Advantages of Weak Supervision
We’ll get into detail in this blog post how Weak Supervision works. At first, however, we want to tell you the two main advantages of Weak Supervision:
- Correctly applied, it enables you to label 100k+ records a day
- It provides you the ability to develop and debug data
Are you interested? If so, let’s dive into it!
If there’s a :-) in a sentence, its sentiment is positive - right?
How would you implement a sentiment classification for „positive“ and „negative“ comments if there would be no such thing as Supervised Learning? One valid option would be to collect a list of positive as well as negative tokens and to use them as lookup values for classification (e.g. „great“, „:-)“ or „terrible“). Even though this would most likely be imperfect as words are often context-sensitive and sentences can be negated, it would be better than random guessing.

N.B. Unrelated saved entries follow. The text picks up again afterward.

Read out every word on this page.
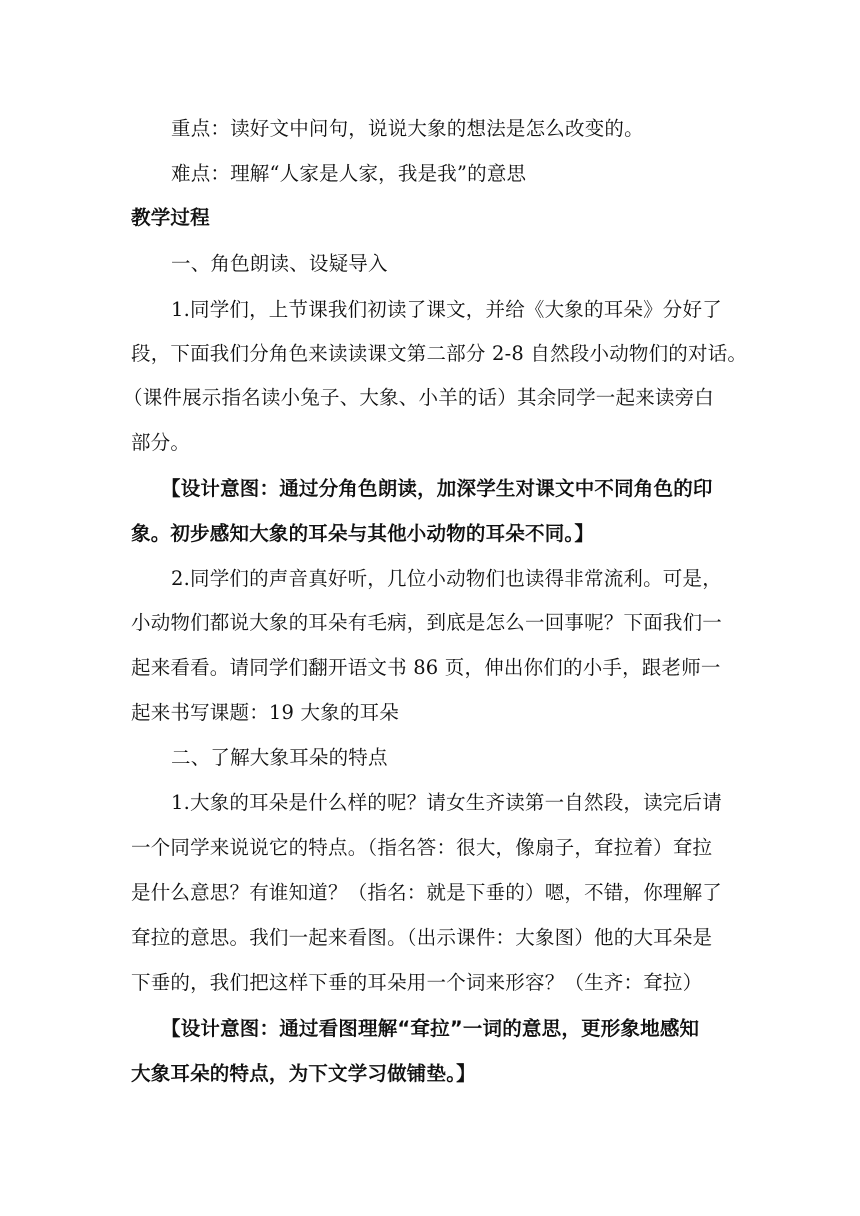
重点：读好文中问句，说说大象的想法是怎么改变的。
难点：理解“人家是人家，我是我”的意思
教学过程
一、角色朗读、设疑导入
1.同学们，上节课我们初读了课文，并给《大象的耳朵》分好了
段，下面我们分角色来读读课文第二部分 2-8 自然段小动物们的对话。
（课件展示指名读小兔子、大象、小羊的话）其余同学一起来读旁白
部分。
【设计意图：通过分角色朗读，加深学生对课文中不同角色的印
象。初步感知大象的耳朵与其他小动物的耳朵不同。】
2.同学们的声音真好听，几位小动物们也读得非常流利。可是，
小动物们都说大象的耳朵有毛病，到底是怎么一回事呢？下面我们一
起来看看。请同学们翻开语文书 86 页，伸出你们的小手，跟老师一
起来书写课题：19 大象的耳朵
二、了解大象耳朵的特点
1.大象的耳朵是什么样的呢？请女生齐读第一自然段，读完后请
一个同学来说说它的特点。（指名答：很大，像扇子，耷拉着）耷拉
是什么意思？有谁知道？（指名：就是下垂的）嗯，不错，你理解了
耷拉的意思。我们一起来看图。（出示课件：大象图）他的大耳朵是
下垂的，我们把这样下垂的耳朵用一个词来形容？（生齐：耷拉）
【设计意图：通过看图理解“耷拉”一词的意思，更形象地感知
大象耳朵的特点，为下文学习做铺垫。】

Such methods are called heuristics, and they are at the core of Weak Supervision - a technique to build and manage large-scale programmatic AI training labels. Let’s take a closer look at it:
Weak Supervision is all about incrementally gaining further information by creating so-called „noisy“ (i.e. not always correct) labels through heuristics. In our above scenario, a Python keyword lookup function (= heuristic) could create noisy labels by processing an incoming record:
Typical heuristics are keyword/database lookups, pattern matchers, third-party applications, legacy systems and even Machine Learning algorithms. To be clear, they don’t necessarily have to create a noisy label for each record; it is perfectly fine if they only do so for a subset of the data.
If you collect enough noisy labels for multiple heuristics, you can craft a noisy label matrix - i.e. multiple noisy labels per record.
What would be your initial thought given that such a matrix with information would exist for your records? Chances are high that if all noisy labels of a record are the same (that are not abstained), this noisy label indeed is the correct label.
Now, Weak Supervision is quite like that - but in a much more versatile way. Various synthesis algorithms exist that squeeze each tiny bit of information out of the noisy labels matrix both locally for one record, as well as globally for the whole dataset in order to create large-scale programmatic labels that you could actually use for Supervised Learning. Based on a different approach (i.e. one with weights based on the information quality of each heuristic), the synthesis could also look as follows:
Various synthesis algorithms exist that squeeze each tiny bit of information out of the noisy labels matrix both locally for one record, as well as globally for the whole dataset in order to create large-scale programmatic labels that you could actually use for Supervised Learning
Coverage, Conflict and Overlaps
A first source of information to combine noisy labels is to analyze the coverage, conflict and overlap ratio of the heuristics that created them. Let’s define each of these terms to better understand them:
- Coverage: Simply put the ratio (or counts) on how often a heuristic makes an actual statement for a given record.
- Conflict: How often does this heuristic make a statement that has any other heuristic stating something else? For instance, if a record contains two noisy labels, one „positive“ and one „negative“, there’s a conflict.
- Overlap: The counterpart to conflicts; how often does a heuristic make the same statement as another heuristic for a given record?
Based on this information alone, a synthetic model can be crafted that knows to differentiate between certain heuristic combinations. This is incredibly helpful, as such an analysis can be done in a completely unsupervised manner. But you can even gather further information on your heuristics, making them a superpower to leverage your labeling!
True Positives and False Positives
When building a classification model, you most likely analyze its precision, recall, accuracy and F1-score. For this, you use a confusion matrix stating true/false positives and true/false negatives. You can do the exact same for heuristics given that you have labeled some records manually as reference labels.
With this information, your heuristics can be weighed by their expertise; i.e. a heuristic that is 90% precise has a higher vote than a heuristic that is only 70% precise.
Let them vote!
Isn’t this quite similar to something we already know in classification principles? Think of a random forest or AdaBoost. Those are ensemble classification models, i.e. they combine various weak classifiers into one strong classifier.
With Weak Supervision, at last, it is almost the same. You create multiple heuristics, explicit as code or implicit as ML models, and let them vote. Other than with pure ML embedding algorithms, you can easily take control over what the models learn by specifying each classification model as a heuristic. Combined with extensive monitoring, you can understand how to adapt such heuristics to improve the label quality - and ultimately your models performance.
But why then should I train a ML algorithm anyways?
This is one of the most common questions when it comes to Weak Supervision. Let’s just keep it like this: You could use Weak Supervision to make actual predictions. However, you typically gain generalization when using the programmatic labels as training data for an actual Supervised Learning model. Therefore, you can use Weak Supervision as the bridge between heuristics and Supervised Learning, enabling you to train well-functioning AI models.
Weak Supervision is an emerging technique in Supervised Learning to combine multiple heuristics programmatically to create large-scale AI training data. As a result, you can basically go from unlabeled raw data to massive training data within hours, transforming your AI to the next level.